Is f(X)=X+a exponentially distributed when X is exponential R.V and a>0?

Question

Suppose $X$ is an exponential R.V with parameter $\lambda$. Then, I am interested to find the distribution of $f(X)=X+a$, for $a>0$. To this end, I have computed the following: $$\Bbb E\left[f(X)\right]=a+1/\lambda$$ and $${\rm Var}\left(f(X)\right)=1/\lambda^2$$ Since ${\rm Var}\left(f(X)\right)\neq \left(\Bbb E\left[f(X)\right] \right)^2$ which is usually the case for an exponential r.v, I suspect that $f(X)$ is not an exponential r.v.
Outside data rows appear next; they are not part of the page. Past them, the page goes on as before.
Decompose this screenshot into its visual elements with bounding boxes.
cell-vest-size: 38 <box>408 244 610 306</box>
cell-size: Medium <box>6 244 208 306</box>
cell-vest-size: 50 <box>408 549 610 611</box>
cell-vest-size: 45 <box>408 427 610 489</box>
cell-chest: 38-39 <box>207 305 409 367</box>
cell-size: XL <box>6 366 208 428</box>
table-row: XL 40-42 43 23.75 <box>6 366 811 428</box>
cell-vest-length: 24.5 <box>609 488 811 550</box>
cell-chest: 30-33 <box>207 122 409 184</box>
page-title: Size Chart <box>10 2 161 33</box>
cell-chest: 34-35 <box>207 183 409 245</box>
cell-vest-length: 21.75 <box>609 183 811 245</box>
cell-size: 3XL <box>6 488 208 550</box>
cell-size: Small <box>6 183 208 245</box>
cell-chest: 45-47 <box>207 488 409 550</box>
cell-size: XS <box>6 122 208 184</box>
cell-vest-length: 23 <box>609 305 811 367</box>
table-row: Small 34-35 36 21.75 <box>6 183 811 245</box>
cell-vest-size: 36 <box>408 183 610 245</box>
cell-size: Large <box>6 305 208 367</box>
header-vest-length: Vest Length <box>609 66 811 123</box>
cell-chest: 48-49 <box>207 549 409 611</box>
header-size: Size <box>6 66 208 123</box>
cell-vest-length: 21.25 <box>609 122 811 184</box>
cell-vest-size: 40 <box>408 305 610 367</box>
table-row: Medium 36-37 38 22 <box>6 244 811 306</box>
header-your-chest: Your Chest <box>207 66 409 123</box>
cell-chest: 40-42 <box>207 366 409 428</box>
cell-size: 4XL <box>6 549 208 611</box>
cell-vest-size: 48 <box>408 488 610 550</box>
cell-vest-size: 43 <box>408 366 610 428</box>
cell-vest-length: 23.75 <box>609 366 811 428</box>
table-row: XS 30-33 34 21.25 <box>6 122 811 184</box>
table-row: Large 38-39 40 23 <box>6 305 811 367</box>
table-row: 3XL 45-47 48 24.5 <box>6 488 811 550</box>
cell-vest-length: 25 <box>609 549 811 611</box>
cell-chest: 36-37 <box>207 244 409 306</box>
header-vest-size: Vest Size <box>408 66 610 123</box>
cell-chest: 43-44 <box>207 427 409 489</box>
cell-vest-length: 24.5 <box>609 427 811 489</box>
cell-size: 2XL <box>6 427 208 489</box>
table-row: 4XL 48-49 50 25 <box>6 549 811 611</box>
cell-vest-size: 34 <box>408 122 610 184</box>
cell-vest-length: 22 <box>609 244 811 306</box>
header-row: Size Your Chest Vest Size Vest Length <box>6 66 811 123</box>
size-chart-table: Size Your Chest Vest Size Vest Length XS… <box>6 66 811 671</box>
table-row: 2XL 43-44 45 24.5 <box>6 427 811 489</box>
Am I correct in my conjecture?

Answer 1

Let $Y:=X+a$, then \begin{align}F_{Y}(y)=P(Y\le y)=P(X+a\le y)=P(X\le y-a)=F_X(y-a)\end{align} Hence \begin{align}f_{Y}(y)&=\frac{d}{dy}F_Y(y)=\frac{d}{dy}F_X(y-a)=f_X(y-a)=λe^{-λ(y-a)}\end{align} for $a<y$. This is called the shifted exponential distribution with shift $a$. Intuitively your "exponential life" starts at time $a$ and not at time $0$.